These are fantastic shots, I forgot how beautiful brickworks is. I haven't been inside since the summer. I thought there was alot of construction and new developments in the surrounding areas and that would make it harder to get in?


----------



## Becky (Feb 1, 2008)

Stunning... :hail:


----------



## Rabieshund (Feb 1, 2008)

Nice shots! But I can't stop thinking about how the frames are ruining all of the shots (which are great). White border with drop shadow? Black border with no shadow would make these shot much more impressive IMO... NEVER EVER use drop shadow on borders, please..  It looks so unprofessional. Good job on the photography though.


----------



## Chiller (Feb 1, 2008)

brandnewmars said:


> These are fantastic shots, I forgot how beautiful brickworks is. I haven't been inside since the summer. I thought there was alot of construction and new developments in the surrounding areas and that would make it harder to get in?


 

Yeah..you can get in, but there is some asbestos removal goin on in one part of the building. I checked out that part, but there was nothing to see there except a bunch of ruins. 

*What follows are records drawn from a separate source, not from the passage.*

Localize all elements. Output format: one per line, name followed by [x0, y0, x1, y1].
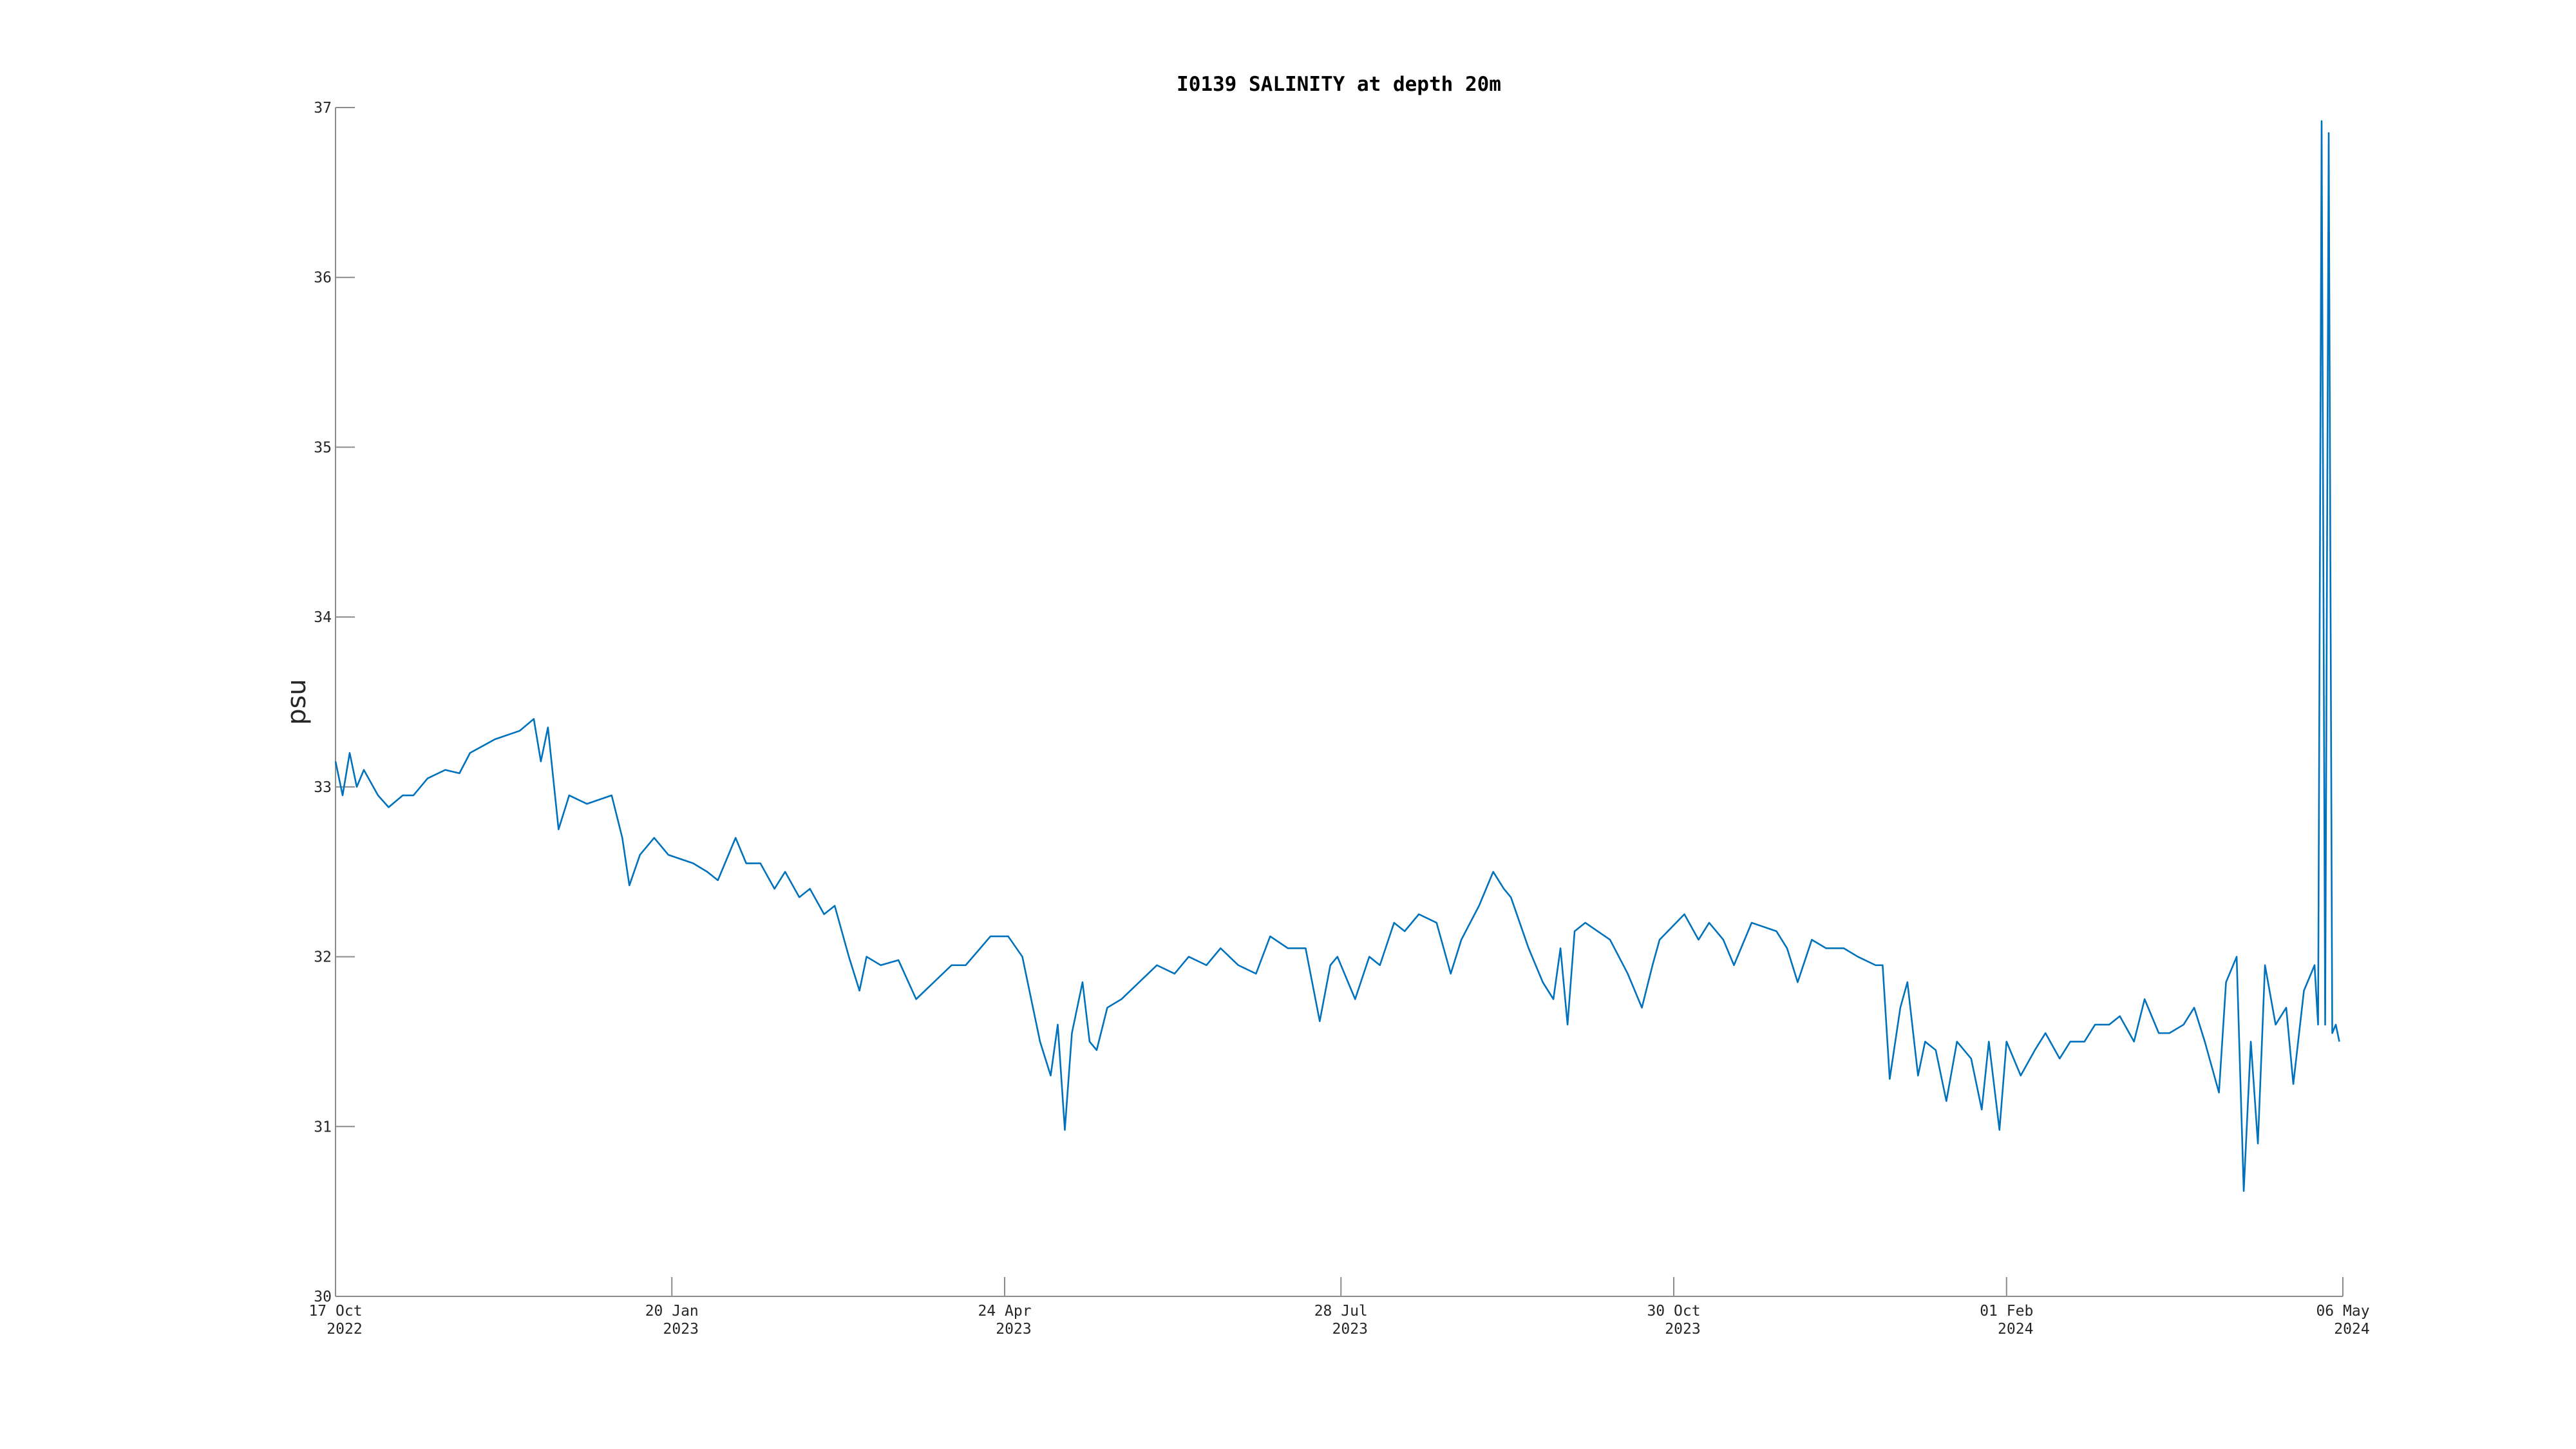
x-tick-label: 2022	[327, 1321, 362, 1338]
x-tick-label: 17 Oct	[308, 1303, 362, 1320]
x-tick-label: 2023	[663, 1321, 699, 1338]
y-tick-label: 37	[314, 100, 332, 117]
y-tick-label: 36	[314, 270, 332, 287]
x-tick-label: 20 Jan	[645, 1303, 699, 1320]
y-tick-label: 32	[314, 949, 332, 966]
x-tick-label: 2023	[996, 1321, 1031, 1338]
y-tick-label: 30	[314, 1289, 332, 1305]
x-tick-label: 2023	[1332, 1321, 1368, 1338]
x-tick-label: 01 Feb	[1980, 1303, 2033, 1320]
chart-title: I0139 SALINITY at depth 20m	[1177, 73, 1501, 96]
x-tick-label: 2024	[1998, 1321, 2033, 1338]
y-tick-label: 33	[314, 779, 332, 796]
x-tick-label: 30 Oct	[1647, 1303, 1700, 1320]
data-line	[334, 120, 2340, 1192]
x-tick-label: 06 May	[2316, 1303, 2369, 1320]
y-tick-label: 31	[314, 1119, 332, 1135]
y-tick-label: 34	[314, 609, 332, 626]
x-tick-label: 2024	[2334, 1321, 2369, 1338]
y-tick-label: 35	[314, 439, 332, 456]
x-tick-label: 28 Jul	[1314, 1303, 1368, 1320]
x-tick-label: 2023	[1665, 1321, 1700, 1338]
y-axis-label: psu	[282, 679, 312, 725]
x-tick-label: 24 Apr	[978, 1303, 1031, 1320]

thanks again for your comments. 

Rabishund...Im not a professional.. I only do this for fun and have no intention of being a photographer.


----------



## Turn (Feb 2, 2008)

brilliant.


----------



## Chiller (Feb 2, 2008)

Thanks again for your comments .  I appreciate it. 





just x joey said:


> are those light beams fake?


 
Nah, they are real.  Lots of dust, and the sun through the holes.  There are tons more but I had a hard time with exposures in those areas.


----------